Dans mon long pull informe, dans mon pantalon de coton léger, roulée sur moi-même, je m'observais dans le miroir posé au sol, pour agrandir notre petit appartement, pour renvoyer le soleil, pour me renovoyer l'image de certains reproches. Trentenaire, avec un bon job où je m'épanouissais, en bonne santé, avec des parents divorcés et remariés, une famille recomposée qui brillait par sa diplomatie, j'étais heureuse, surtout avec ce grand brun, si gentil, si attentionné. Mais dans ce miroir, il me l'avait dit avec justesse, ce n'était plus qu'un pâle reflet de moi, du moins d'une image différente de celle de nos débuts, de celle qu'il l'avait charmé.

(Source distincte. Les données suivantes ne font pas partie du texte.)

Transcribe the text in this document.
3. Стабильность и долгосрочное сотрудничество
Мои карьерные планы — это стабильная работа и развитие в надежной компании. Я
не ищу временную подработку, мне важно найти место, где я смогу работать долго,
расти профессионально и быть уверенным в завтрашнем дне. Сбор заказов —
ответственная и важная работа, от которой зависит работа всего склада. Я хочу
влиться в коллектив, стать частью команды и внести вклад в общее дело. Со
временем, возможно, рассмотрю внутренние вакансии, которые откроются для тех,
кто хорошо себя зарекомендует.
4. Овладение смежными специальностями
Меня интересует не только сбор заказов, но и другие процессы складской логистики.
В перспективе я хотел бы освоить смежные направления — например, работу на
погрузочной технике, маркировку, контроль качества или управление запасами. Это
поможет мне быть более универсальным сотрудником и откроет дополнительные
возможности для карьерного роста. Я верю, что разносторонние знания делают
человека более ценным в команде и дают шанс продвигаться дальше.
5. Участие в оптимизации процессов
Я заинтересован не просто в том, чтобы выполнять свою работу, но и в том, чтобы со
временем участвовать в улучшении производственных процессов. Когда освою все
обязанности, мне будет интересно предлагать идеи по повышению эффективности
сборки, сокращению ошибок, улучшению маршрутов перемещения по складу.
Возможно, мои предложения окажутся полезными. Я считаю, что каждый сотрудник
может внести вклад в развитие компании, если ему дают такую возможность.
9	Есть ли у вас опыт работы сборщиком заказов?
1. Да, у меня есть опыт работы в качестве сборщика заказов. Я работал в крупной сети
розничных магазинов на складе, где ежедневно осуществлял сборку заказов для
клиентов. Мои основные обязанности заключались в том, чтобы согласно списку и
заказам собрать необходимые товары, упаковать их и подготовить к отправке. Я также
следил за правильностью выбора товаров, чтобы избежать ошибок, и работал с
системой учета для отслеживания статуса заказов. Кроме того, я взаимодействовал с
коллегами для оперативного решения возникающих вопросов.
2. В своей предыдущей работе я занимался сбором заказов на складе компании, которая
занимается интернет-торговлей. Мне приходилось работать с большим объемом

Séduit, victime de notre amour, son seul sourire dans sa colère, car il devait y croire encore, il avait succombé à mes rires, mes joues rouges après notre premiers baisers, nos balades. Malheureusement il ne voyait plus les petites ballerines, les robes légères d'été, les jupes et les petits hauts qui moulaient si bien ma petite poitrine, celle de ses rêves m'avait-il avoué. Le léger m'avait quitté, la féminité aussi avec. Lui délicat, et amateur de cette silhouette fine, presque brindille, et de mes hanches, si voluptueuses à ses yeux, il ne voyait plus que mes jeans, que mes pantalons de toutes formes, les flares, les 7/8, les slims, mais toujours des pantalons. Même si il aiamait ma mode, mes changements, il ne voyait plus qu'une étagère du dressing, le même toujours le même, le confort et le standard qui faisait oublier le glamour de notre première année. D'autant que nous nous étions croisés souvent avant, des amis communs, des soirées, mes célèbres petites robes noires, mes escarpins, mes bottes, mon identité. Il avait ramassé mon haut talon, un jour de pluie soudaine, tombé dans l'escalier vers le salon, on avait ri, il l'avait glissé à mon pied, le prince charmant. Nous ne nous étions plus quitté, capté par mes jambes, par ce drapé en jersey noir si fluide, par son caractère doux, par ses paroles assurées sur la mode, par ses compliments sur mes choix de mode.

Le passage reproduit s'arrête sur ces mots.